Nonetheless, with improvements in efficiency and durability, researchers are on their way to making a cell ready to produce electricity in many environments. The researchers have applied for a provisional patent.
In Dauskardt’s test, the cells achieved a 15 percent efficiency rate, which is much higher than the first test in 2009 that converted 4 percent of light to electricity. Silicon panel efficiency rates rest around 25 percent, and in the lab, perovskites have achieved upwards of 20 percent. Researchers have estimated the theoretical efficiency capacity of photovoltaic perovskites at about 30 percent.
Dauskardt thinks his team may be able to improve upon the scaffold, originally built with cheap, easily available materials, to increase the cell’s efficiency.
“We were so surprised we could make one as easily as we could.
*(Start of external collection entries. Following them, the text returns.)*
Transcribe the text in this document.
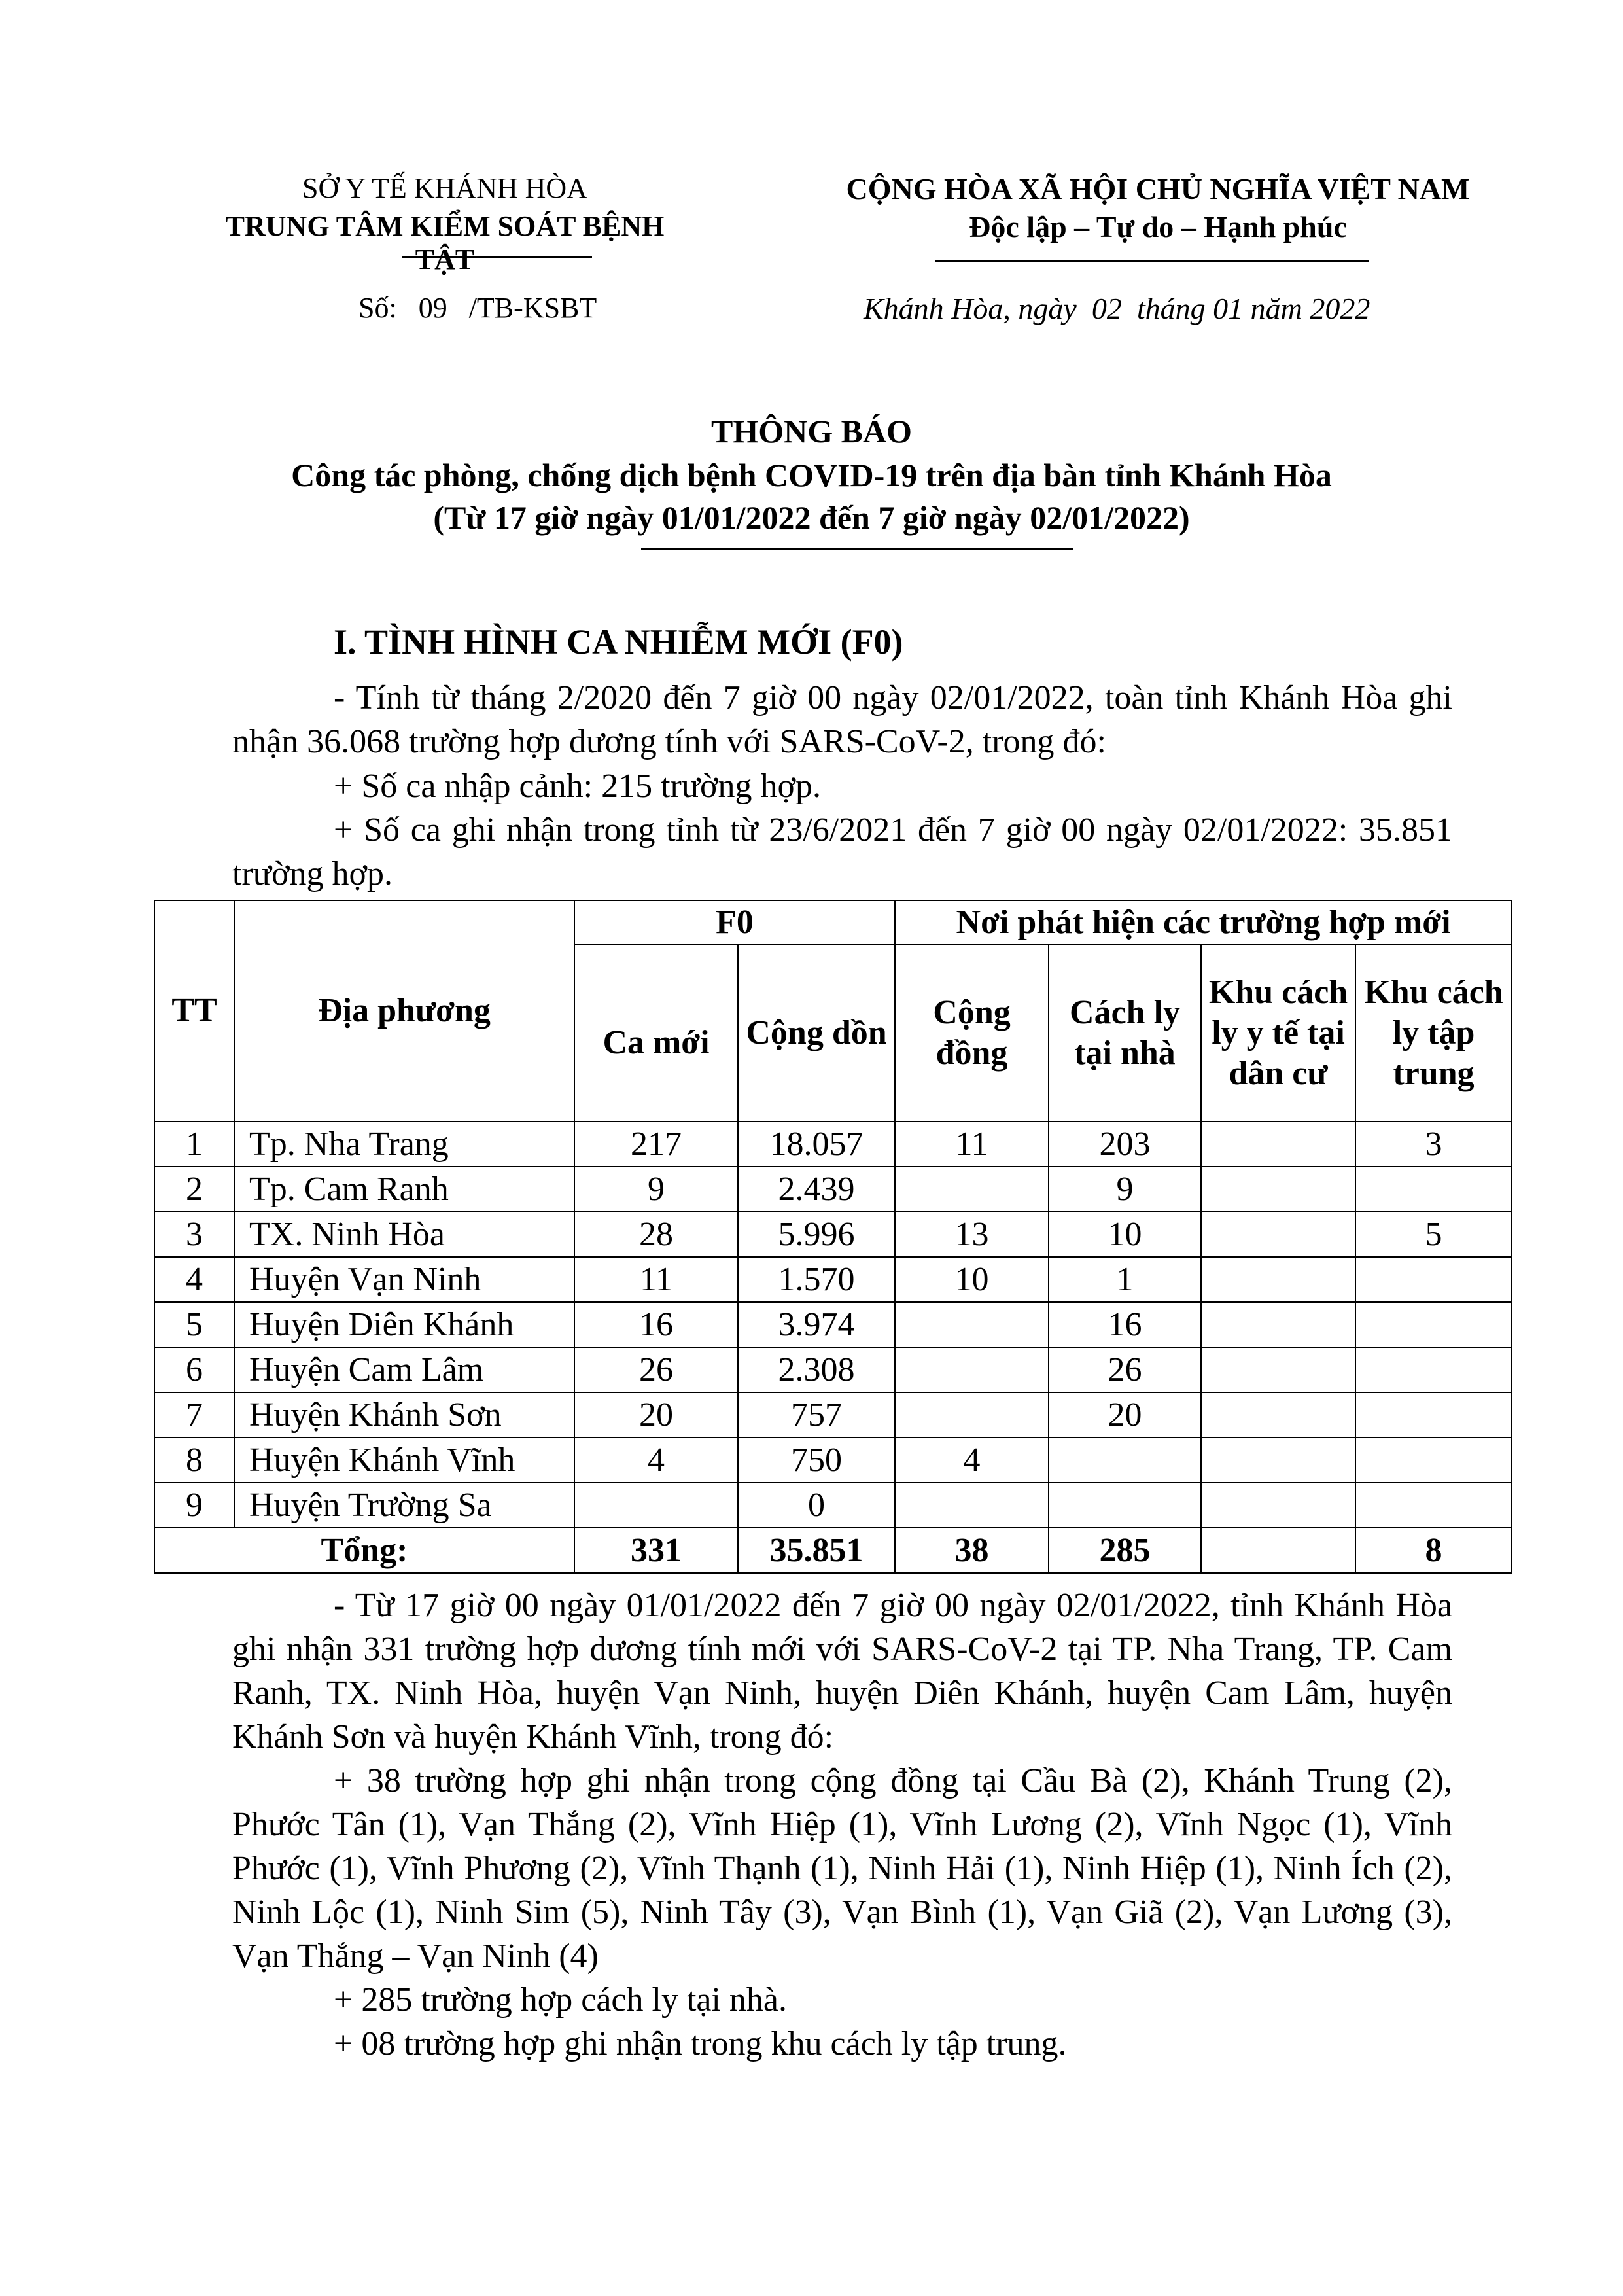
SỞ Y TẾ KHÁNH HÒA
TRUNG TÂM KIỂM SOÁT BỆNH TẬT
CỘNG HÒA XÃ HỘI CHỦ NGHĨA VIỆT NAM
Độc lập – Tự do – Hạnh phúc
Số:   09   /TB-KSBT	Khánh Hòa, ngày  02  tháng 01 năm 2022
THÔNG BÁO
Công tác phòng, chống dịch bệnh COVID-19 trên địa bàn tỉnh Khánh Hòa
(Từ 17 giờ ngày 01/01/2022 đến 7 giờ ngày 02/01/2022)
I. TÌNH HÌNH CA NHIỄM MỚI (F0)
- Tính từ tháng 2/2020 đến 7 giờ 00 ngày 02/01/2022, toàn tỉnh Khánh Hòa ghi nhận 36.068 trường hợp dương tính với SARS-CoV-2, trong đó:
+ Số ca nhập cảnh: 215 trường hợp.
+ Số ca ghi nhận trong tỉnh từ 23/6/2021 đến 7 giờ 00 ngày 02/01/2022: 35.851 trường hợp.
TT	Địa phương	F0		Nơi phát hiện các trường hợp mới			
		Ca mới	Cộng dồn	Cộng đồng	Cách ly tại nhà	Khu cách ly y tế tại dân cư	Khu cách ly tập trung
1	Tp. Nha Trang	217	18.057	11	203		3
2	Tp. Cam Ranh	9	2.439		9		
3	TX. Ninh Hòa	28	5.996	13	10		5
4	Huyện Vạn Ninh	11	1.570	10	1		
5	Huyện Diên Khánh	16	3.974		16		
6	Huyện Cam Lâm	26	2.308		26		
7	Huyện Khánh Sơn	20	757		20		
8	Huyện Khánh Vĩnh	4	750	4			
9	Huyện Trường Sa		0				
Tổng:		331	35.851	38	285		8
- Từ 17 giờ 00 ngày 01/01/2022 đến 7 giờ 00 ngày 02/01/2022, tỉnh Khánh Hòa ghi nhận 331 trường hợp dương tính mới với SARS-CoV-2 tại TP. Nha Trang, TP. Cam Ranh, TX. Ninh Hòa, huyện Vạn Ninh, huyện Diên Khánh, huyện Cam Lâm, huyện Khánh Sơn và huyện Khánh Vĩnh, trong đó:
+ 38 trường hợp ghi nhận trong cộng đồng tại Cầu Bà (2), Khánh Trung (2), Phước Tân (1), Vạn Thắng (2), Vĩnh Hiệp (1), Vĩnh Lương (2), Vĩnh Ngọc (1), Vĩnh Phước (1), Vĩnh Phương (2), Vĩnh Thạnh (1), Ninh Hải (1), Ninh Hiệp (1), Ninh Ích (2), Ninh Lộc (1), Ninh Sim (5), Ninh Tây (3), Vạn Bình (1), Vạn Giã (2), Vạn Lương (3), Vạn Thắng – Vạn Ninh (4)
+ 285 trường hợp cách ly tại nhà.
+ 08 trường hợp ghi nhận trong khu cách ly tập trung.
Now the question is, are there better scaffolds that we can use? How can we recapture the light that would fall on the scaffold wall?” says Dauskardt. He and his colleagues plan to experiment with light-particle-scattering materials.
With the potential for cheap manufacturing, relatively quick commercialization (Dauskardt estimates within the next three to five years), and amazingly diverse applications, the perovskite solar cell may just make for the next great solar panel of the 2020s and beyond.
So when that fly is buzzing in your ear, rest assured that nature, in all its forms, inspires.